For setup, examples, and templates, see the developer guide.
We record benchmark results in three places, depending on context.
Inline Criterion HTML reports. Each cargo bench run writes
target/criterion/<group>/<id>/report/index.html. Criterion's saved
baselines (in the same directory) provide PR-vs-base comparisons when the
two runs are done back-to-back on the same machine.
Release notes. When a change produces a measurable performance improvement, add a brief entry under "Internal Improvements" naming the optimized component. Don't paste full bench tables into release notes; one line is enough. Larger headline numbers belong in the PR description.
PR descriptions. Substantive optimization or restructure efforts that span multiple changes should include a "headline numbers" table in the PR description, with hardware and toolchain noted alongside (see the example below). The PR description is the durable home for those numbers; release notes get one terse line.
We do not currently maintain a checked-in historical bench database. Long-term records live wherever the CI workflow uploads them (CodSpeed for the Python suite; Criterion HTML on the runner for Rust).
For Criterion runs whose numbers will be reported or compared, reduce noise before measuring:
Build with the bench profile. It inherits from release and
preserves full debug symbols (configured in the workspace Cargo.toml).
cargo bench uses this profile by default.
Quiesce the machine. Close other workloads. On Linux, set the CPU
governor to performance:
sudo cpupower frequency-set -g performance
Disable ASLR for repeatability (Linux):
setarch -R cargo bench -p <crate> --bench <name>
Disable hyper-threading and dynamic frequency scaling in BIOS for deeper analysis. Not required for casual measurement.
Run the bench multiple times and take the best or median per case. Criterion's confidence intervals already help, but multiple full runs catch session-level drift.
Record the machine. When publishing numbers, note CPU model, kernel/OS, Rust toolchain, and which build profile produced them. Numbers without this context are not actionable.

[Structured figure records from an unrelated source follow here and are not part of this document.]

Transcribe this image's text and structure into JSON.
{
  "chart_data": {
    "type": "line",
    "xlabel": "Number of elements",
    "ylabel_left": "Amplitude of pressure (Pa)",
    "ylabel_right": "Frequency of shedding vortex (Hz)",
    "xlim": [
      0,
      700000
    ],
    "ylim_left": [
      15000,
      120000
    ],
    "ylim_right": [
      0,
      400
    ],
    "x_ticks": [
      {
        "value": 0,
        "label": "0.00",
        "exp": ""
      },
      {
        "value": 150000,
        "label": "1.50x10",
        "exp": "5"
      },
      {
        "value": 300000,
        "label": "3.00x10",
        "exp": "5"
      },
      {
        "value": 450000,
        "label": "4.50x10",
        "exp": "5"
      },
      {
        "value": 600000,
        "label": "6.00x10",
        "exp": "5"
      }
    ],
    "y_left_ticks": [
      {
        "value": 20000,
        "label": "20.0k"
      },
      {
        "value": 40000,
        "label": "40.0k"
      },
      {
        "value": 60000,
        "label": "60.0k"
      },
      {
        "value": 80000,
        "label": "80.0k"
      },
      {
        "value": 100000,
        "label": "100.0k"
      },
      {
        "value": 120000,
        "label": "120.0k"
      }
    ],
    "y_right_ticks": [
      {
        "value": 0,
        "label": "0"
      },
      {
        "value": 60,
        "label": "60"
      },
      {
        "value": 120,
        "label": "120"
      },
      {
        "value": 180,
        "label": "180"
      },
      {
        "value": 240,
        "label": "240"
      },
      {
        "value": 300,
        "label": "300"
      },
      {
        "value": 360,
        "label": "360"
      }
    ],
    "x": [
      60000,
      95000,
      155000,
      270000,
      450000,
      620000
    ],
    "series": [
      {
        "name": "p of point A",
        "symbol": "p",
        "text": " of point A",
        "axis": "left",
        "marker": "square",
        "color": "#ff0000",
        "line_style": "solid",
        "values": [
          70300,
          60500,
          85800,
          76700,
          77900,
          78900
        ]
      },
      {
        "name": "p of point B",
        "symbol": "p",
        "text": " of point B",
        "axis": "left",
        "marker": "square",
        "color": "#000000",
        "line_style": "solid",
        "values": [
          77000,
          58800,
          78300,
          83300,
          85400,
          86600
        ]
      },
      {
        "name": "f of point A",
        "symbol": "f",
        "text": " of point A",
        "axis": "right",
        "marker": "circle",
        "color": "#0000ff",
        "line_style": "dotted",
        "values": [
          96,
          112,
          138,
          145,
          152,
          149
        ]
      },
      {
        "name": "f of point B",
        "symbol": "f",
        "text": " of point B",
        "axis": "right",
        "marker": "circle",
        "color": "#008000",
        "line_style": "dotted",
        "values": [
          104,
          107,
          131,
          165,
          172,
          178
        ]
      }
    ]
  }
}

Example header to accompany published results:
Hardware: AMD Ryzen Threadripper 9980X (64C), Linux 6.17.0
Toolchain: rustc 1.95.0
Profile: bench (inherits from release, debug = full)
For iai, none of the above applies: Cachegrind's virtual CPU model means instruction counts do not depend on machine quiescence or frequency scaling. Run it directly without the noise mitigations above.
cargo-ci-benches recipe.For implementation detail (writing benches, running locally, flamegraphs,
templates), see
docs/developer_guide/benchmarking.md.